In outdoor spaces, large-scale spraying or fumigation in areas such as streets or open market places for the COVID-19 virus or other pathogens is not recommended. Streets and sidewalks are not considered as routes of infection for COVID-19. Spraying disinfectants, even outdoors, can be noxious for people’s health and cause eye, respiratory or skin irritation or damage.
This practice will be ineffective since the presence of dirt or rubbish for example, inactivates the disinfectant, and manual cleaning to physically remove all matter is not feasible. This is even less effective on porous surfaces such as sidewalks and unpaved walkways. Even in the absence of dirt or rubbish, it is unlikely that chemical spraying would adequately cover surfaces allowing the required contact time to inactivate pathogens.
No. Spraying of individuals with disinfectants (such as in a tunnel, cabinet, or chamber) is not recommended under any circumstances. This practice could be physically and psychologically harmful and would not reduce an infected person’s ability to spread the virus through droplets or contact. Even if someone who is infected with COVID-19 goes through a disinfection tunnel or chamber, as soon as they start speaking, coughing or sneezing they can still spread the virus.The toxic effect of spraying with chemicals such as chlorine on individuals can lead to eye and skin irritation, bronchospasm due to inhalation, and potentially gastrointestinal effects such as nausea and vomiting. In addition to health safety concerns, the use of chlorine in large-scale spraying practices may prevent this resource from being used for important interventions such as drinking water treatment and environmental disinfection of health care facilities.
Thorough hand hygiene: washing hands with soap and water or using alcohol-based hand gel, should be performed before touching surfaces, items, pets, and people within the household environment. Please see: https://www.who.int/gpsc/clean_hands_protection/en/.

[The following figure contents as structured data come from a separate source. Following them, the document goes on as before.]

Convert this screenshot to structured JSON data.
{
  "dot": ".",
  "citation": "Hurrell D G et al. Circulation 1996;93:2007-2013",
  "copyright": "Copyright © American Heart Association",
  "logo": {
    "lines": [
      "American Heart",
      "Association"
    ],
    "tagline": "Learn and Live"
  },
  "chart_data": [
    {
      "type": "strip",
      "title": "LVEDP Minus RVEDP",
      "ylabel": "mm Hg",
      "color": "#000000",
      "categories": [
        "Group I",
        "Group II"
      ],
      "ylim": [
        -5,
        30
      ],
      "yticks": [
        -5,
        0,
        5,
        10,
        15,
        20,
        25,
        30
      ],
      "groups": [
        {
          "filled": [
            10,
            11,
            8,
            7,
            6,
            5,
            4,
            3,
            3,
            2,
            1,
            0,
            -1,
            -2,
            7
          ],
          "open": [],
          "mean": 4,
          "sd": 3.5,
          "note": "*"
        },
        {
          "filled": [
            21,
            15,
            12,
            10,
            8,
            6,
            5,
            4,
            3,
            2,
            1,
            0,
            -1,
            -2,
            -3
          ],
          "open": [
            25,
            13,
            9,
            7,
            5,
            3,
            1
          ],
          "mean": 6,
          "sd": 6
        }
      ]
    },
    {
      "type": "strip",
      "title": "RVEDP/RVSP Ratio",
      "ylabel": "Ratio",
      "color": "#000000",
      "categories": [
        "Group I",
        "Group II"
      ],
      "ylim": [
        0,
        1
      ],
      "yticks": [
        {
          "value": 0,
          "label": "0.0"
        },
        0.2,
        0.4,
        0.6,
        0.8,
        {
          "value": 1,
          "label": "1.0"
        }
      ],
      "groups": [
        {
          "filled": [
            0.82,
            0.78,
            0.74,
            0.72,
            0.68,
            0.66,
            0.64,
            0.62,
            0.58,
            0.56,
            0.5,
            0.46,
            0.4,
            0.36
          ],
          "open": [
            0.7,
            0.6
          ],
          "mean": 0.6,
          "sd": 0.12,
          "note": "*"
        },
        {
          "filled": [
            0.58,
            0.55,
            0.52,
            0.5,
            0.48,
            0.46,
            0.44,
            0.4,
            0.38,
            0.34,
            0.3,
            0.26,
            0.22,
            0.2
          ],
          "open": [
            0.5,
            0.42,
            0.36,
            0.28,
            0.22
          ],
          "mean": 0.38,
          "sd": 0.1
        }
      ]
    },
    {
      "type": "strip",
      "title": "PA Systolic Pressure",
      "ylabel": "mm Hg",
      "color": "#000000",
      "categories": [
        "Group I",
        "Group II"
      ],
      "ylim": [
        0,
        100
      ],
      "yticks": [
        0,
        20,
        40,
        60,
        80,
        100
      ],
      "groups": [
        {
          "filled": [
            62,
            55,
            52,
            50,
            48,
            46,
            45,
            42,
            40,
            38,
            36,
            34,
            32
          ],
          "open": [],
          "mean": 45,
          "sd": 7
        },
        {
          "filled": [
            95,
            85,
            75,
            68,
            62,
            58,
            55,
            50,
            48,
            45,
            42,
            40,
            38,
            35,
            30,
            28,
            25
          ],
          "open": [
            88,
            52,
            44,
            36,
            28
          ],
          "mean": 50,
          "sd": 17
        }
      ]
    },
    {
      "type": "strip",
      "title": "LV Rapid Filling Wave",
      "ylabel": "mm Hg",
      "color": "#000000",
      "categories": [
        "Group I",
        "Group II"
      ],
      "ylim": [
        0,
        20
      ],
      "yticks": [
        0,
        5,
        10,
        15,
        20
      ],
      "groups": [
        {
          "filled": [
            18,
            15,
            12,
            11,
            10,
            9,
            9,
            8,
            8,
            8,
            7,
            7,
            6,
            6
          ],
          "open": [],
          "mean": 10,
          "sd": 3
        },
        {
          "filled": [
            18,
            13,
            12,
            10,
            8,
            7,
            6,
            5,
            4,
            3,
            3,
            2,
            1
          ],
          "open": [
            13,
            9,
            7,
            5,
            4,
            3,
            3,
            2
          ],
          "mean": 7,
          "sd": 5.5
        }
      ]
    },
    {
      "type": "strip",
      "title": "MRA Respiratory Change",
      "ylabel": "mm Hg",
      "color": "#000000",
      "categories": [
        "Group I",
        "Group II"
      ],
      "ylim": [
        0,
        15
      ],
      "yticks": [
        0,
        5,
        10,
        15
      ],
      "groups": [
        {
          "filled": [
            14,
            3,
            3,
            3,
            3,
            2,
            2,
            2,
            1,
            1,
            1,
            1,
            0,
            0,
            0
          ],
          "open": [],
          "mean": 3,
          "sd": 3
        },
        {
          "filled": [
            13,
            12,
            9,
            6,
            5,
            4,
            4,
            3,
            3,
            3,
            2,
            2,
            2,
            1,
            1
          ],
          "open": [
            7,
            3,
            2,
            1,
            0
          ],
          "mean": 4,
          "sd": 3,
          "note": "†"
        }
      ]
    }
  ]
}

While outside, people should always follow physical distancing measures, staying at least one metre from another person; perform hand hygiene by washing hands frequently with soap and water or using alcohol-based hand rub; follow good respiratory hygiene by covering your mouth and nose with your bent elbow or tissue when coughing or sneezing; avoid touching your eyes, nose and mouth; and avoid crowded places.
No. The use of gloves by the public in public spaces is not a recommended or proven prevention measure. Wearing gloves in public spaces does not replace the need for hand hygiene, nor does it offer any additional measure of protection against the COVID-19 virus than hand hygiene. Gloves do not provide complete protection against hand contamination, as pathogens may gain access to the hands via small defects in gloves or by contamination of the hands during glove removal. People can also transfer pathogens from one surface to another by touching with gloved hands, or even transfer pathogens to the mouth, nose, or eyes if they touch their face with gloved hands.
There is no evidence to date of viruses that cause respiratory illnesses being transmitted via food or food packaging. Coronaviruses cannot multiply in food; they need an animal or human host to multiply.
The COVID-19 virus is generally thought to be spread from person to person through respiratory droplets. Currently, there is no evidence to support transmission of the COVID-19 virus associated with food.
Before preparing or eating food it is important to always wash your hands with soap and water for at least 40-60 seconds. Regular food safety and handling guidance should be followed.